Roundup

  • If cursory glances at MSNBC headline tickers on the flight over are anything to go by, the Judeo-Christian world seems to be up in arms with Rosie O’Donnell and Cindy Sheehan. Given the relatively ridiculous nature of both figures, I hope you’ll pardon my own similarly pedantic concerns with Giants pitcher Armando Benitez, who deserves a serious reaming for last night’s abysmal performance. The man blew a potential twelfth inning victory over the Mets by serving up not one, but two balks. I watched this game, wondering if I might be easily converted from the Giants to the Mets through this rather uncanny propinquity of two teams playing for two towns I’m currently more or less in between. Alas, I learned that a Giants partisanship is a difficult personal persuasion to shake. The median arrogance expressed by certain Mets players, which outdid even Barry Bonds’ strut and swagger, dissuaded me, as did the Giants’ fantastic field work. If one is to choose a relatively trivial topic to become obsessed with, well then I choose baseball. Bluster from the likes of Rosie O’Donnell is predictably and unfathomably one-note. When one considers that Rosie O’Donnell’s career has essentially been predicated upon a shaky talent for chatting and bluster, one wonders why anyone would pay millions of dollars to provide such “entertainment” to the masses. It’s almost as bad as paying out a few million to a hothead kid who wants to play ball.
  • Carolyn Kellogg cracks the LATBR.
  • The Best Novels You’ve Never Read. My own picks (if we’re talking the last ten years) is Richard Flanagan’s Gould’s Book of Fish and Rupert Thomson’s The Book of Revelation.
  • If you can get past Silverblatt, he’s talked with John Banville.
  • Speaking of literary interview craziness, the Segundo backlog stands at around fourteen, including a special two-parter and all the APE nonsense. And I haven’t even started with BEA. Please bear with me. I sent off the last of about thirty boxes to FedEx yesterday.
  • I guess nobody told Gabriel Garcia Marquez that you can’t go home again.
  • I could care less whether Peter Carey’s Theft is a thinly veiled attack on his wife or not. Shouldn’t the bigger question be whether or not it’s a good book?
  • Lots of Pessl discussion at Callie’s.
  • Also, far too much information for me to sort through. Will try for another roundup later. BEA reports are forthcoming tomorrow!

Attention BEA Bloggers!

I am currently watching a child in Park Slope cry over his Boggle board, while his mother stares into her laptop. Presumably, she’s searching for L. Ron Hubbard. The boy, as far as I can tell, is looking for someone to play Boggle and he’s surrounded by austere and humorless adults, all of them looking into laptops with similar degrees of intensity. (And just as I was preparing to engage the kid, he ran outside, presumably because he’ll have a better response from various automobiles crawling up and down 7th Avenue. Park Slope mothers. While not what a baser life form might call MILF material, you gotta love ’em.)
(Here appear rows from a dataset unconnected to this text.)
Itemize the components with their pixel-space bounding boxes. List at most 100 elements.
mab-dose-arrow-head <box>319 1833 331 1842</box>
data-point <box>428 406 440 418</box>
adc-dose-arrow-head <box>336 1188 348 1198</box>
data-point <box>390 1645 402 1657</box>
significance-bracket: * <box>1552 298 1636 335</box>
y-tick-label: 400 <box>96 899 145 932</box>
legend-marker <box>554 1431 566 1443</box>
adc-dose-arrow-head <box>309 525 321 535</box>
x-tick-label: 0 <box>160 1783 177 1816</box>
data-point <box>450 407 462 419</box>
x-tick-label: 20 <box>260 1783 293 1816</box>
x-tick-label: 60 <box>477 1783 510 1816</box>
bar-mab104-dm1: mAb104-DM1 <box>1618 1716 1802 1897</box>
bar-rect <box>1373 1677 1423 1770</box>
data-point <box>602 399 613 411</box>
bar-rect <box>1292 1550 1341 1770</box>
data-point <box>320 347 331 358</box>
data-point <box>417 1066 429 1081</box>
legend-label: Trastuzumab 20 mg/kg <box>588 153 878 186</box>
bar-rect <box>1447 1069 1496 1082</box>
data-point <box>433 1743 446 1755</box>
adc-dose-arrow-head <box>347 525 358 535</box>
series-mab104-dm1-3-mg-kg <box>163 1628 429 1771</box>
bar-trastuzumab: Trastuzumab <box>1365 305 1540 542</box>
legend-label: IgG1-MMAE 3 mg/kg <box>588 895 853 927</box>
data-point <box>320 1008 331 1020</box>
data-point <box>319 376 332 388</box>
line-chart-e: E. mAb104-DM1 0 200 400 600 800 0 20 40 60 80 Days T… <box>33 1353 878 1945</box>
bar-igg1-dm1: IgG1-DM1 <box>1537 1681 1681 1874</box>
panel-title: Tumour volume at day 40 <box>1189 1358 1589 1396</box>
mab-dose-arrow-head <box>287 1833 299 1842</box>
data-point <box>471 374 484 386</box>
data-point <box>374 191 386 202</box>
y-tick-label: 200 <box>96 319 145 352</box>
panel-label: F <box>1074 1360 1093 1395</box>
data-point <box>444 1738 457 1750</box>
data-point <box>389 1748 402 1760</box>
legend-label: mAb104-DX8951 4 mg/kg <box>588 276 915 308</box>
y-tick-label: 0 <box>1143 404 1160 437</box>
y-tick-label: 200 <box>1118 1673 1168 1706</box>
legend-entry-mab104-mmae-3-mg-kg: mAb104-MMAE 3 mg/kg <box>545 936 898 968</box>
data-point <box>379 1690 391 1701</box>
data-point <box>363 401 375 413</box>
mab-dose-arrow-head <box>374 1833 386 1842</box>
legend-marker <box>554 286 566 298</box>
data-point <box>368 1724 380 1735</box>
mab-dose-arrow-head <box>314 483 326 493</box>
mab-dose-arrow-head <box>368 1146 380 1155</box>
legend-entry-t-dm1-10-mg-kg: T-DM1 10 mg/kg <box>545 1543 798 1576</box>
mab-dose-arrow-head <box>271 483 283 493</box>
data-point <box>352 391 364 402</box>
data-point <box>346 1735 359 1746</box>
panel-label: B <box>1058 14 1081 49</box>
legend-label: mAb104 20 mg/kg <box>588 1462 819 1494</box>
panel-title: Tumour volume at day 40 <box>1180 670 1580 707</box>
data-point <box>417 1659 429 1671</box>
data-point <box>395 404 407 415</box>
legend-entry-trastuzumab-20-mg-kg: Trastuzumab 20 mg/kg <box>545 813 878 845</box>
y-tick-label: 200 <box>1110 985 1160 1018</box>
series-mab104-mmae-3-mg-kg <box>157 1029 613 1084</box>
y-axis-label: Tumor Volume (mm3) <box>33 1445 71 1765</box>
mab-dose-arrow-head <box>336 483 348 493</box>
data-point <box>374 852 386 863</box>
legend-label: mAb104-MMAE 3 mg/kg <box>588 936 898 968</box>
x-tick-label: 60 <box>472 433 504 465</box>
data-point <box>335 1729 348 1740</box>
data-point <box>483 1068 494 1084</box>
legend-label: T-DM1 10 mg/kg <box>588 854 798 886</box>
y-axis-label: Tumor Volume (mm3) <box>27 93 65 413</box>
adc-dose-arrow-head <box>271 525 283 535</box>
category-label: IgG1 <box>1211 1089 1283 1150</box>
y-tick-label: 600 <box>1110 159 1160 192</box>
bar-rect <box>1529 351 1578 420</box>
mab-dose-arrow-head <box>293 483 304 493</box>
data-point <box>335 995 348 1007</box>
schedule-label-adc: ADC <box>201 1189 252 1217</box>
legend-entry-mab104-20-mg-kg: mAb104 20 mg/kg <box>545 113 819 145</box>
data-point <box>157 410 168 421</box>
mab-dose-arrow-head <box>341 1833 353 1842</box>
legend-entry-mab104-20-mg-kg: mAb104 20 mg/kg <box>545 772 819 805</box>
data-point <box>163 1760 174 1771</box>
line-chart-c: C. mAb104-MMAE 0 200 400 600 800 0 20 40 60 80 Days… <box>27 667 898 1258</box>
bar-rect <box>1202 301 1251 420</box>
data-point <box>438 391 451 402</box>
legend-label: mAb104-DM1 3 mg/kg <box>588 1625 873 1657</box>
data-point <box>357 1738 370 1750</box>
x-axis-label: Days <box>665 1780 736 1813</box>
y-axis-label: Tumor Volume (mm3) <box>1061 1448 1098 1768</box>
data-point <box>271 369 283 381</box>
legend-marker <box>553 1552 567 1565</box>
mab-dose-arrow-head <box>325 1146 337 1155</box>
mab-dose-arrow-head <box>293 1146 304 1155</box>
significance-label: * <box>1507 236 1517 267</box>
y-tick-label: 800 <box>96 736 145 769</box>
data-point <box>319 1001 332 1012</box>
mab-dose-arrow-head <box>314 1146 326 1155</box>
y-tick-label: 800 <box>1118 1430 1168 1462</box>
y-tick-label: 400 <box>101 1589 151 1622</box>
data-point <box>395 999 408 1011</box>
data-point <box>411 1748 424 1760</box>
Don’t ask what I’m doing in Park Slope right now. I only hope the kid’s interest in words receives greater attention.

A roundup is forthcoming. But if you are a blogger at BEA, please email me your contact information. I’m assembling a master cell phone list. So let me know and I’ll get you on the list. (Incidentally, the email is ed AT edrants.com.)

Howard Junker’s Streetcred

Ladies and gentlemen. I finally met Howard Junker. My last night in San Francisco. Two men. Pabst Blue Ribbon. It doesn’t get any sillier than that.

I am here to tell you that Mr. Junker imbibed Pabst Blue Ribbon with me. How many editors of literary journals would drink PBR? Would Wendy Lesser drink PBR? Or David Remnick? No! But Howard Junker did!

The only reason I was imbibing the stuff was because I am trying to acclimatize to Manhattan cocktail prices. Although it would appear that certain establishments in San Francisco are charging equally ridiculous prices. So perhaps I can return to better ales.

There will be more later. A lengthy post on leaving San Francisco. Another post, if I can find the time, on Richard Cheese and the remarkably dim audience at the Red Devil Lounge. But I suspect that BEA will trump all of this. Bear with me. I am now in transition!